É um retrato a pastel de autoria de Joahnn Heinrich Schmidt, pintor da corte do rei da Saxônia, produzido em 1800, quando os Hamilton e Nelson passaram por Dresden. Consta que também Lord Nelson pousou para Schmidt; é interessante relatar que conforme os especialistas, Lady Hamilton tem no peito a comenda da ordem maltesa de São João de Jerusalem. Consta que as dimensões desse retrato são de 11 x 8 3/4 de polegada.

Ao encerrar seu famoso Comando do Mediterrâneo em 1800, Nelson transportou seu pavilhão de almirante para Leghorn, onde se reuniu a varias pessoas de destaque, suas amigas, para iniciar uma viagem de recreio. Essa caravana, que podemos chamar de turística, incluía a Rainha de Nápoles, suas filhas e um séqüito de trinta e quatro pessoas: sir William Haminton, Lady Hamilton e sua mãe, Mrs. Cadogan; além desses, também miss Cornelia Knigh, cuja correspondência trouxe muita luz sobre essa viagem.

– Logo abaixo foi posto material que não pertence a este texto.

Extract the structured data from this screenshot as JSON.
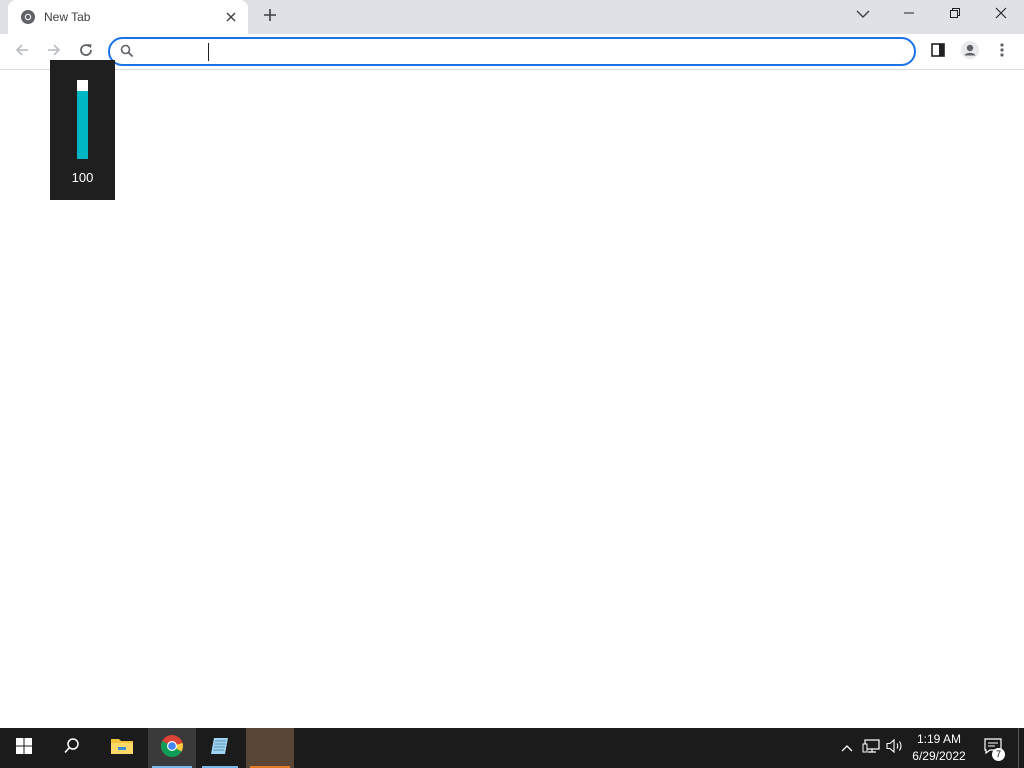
{
  "browser": {
    "tab": {
      "title": "New Tab",
      "favicon": "chrome-icon"
    },
    "new_tab_icon": "plus-icon",
    "tab_search_icon": "chevron-down-icon",
    "window_controls": [
      "minimize-icon",
      "restore-icon",
      "close-icon"
    ]
  },
  "toolbar": {
    "back_icon": "arrow-left-icon",
    "forward_icon": "arrow-right-icon",
    "reload_icon": "reload-icon",
    "omnibox": {
      "value": "",
      "placeholder": "",
      "icon": "search-icon"
    },
    "side_panel_icon": "side-panel-icon",
    "profile_icon": "profile-icon",
    "menu_icon": "kebab-menu-icon"
  },
  "volume_overlay": {
    "level_text": "100",
    "level_fraction": 1.0,
    "accent": "#00b7c3"
  },
  "taskbar": {
    "items": [
      "windows-start-icon",
      "search-icon",
      "file-explorer-icon",
      "chrome-icon",
      "notepad-icon",
      "app-icon"
    ],
    "tray": [
      "chevron-up-icon",
      "network-icon",
      "volume-icon"
    ],
    "time": "1:19 AM",
    "date": "6/29/2022",
    "notification_count": "7"
  },
  "colors": {
    "accent": "#1a73e8",
    "taskbar": "#1b1b1b",
    "tabstrip": "#dee1e6"
  }
}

A caravana deixou Leghorn no dia 17 de julho e trinta e seis horas depois, chegava a Florença. Ali chegando trataram de cruzar os Apeninos e,próximo de Arezzo, a carruagem que transportava sir William e lady Hamilton partiu uma roda, virando e ferindo seus condutores. Sir William, com seus setenta e um anos, sofreu terrível choque e sua indisposição veio aumentar as dificuldades dessa jornada, já por si precária, devido à proximidade dos postos avançados inimigos. O mar ali se oferecia como caminho livre para Ancona, onde uma fragata imperial os aguardava. Porem, a rainha declinou ir para bordo - e com boa razão; o navio, mal levantou âncora, foi imediatamente atacado e apresado pelo inimigo. Após uma penosa madrugada em Ancona, a caravana embarcou, finalmente, protegida por um pequeno esquadrão russo, sob o comando do conde Voinovitsh e realizou fácil e calma travessia para Triestre, onde desembarcou em 9 de agosto, prosseguindo imediatamente viagem para Viena.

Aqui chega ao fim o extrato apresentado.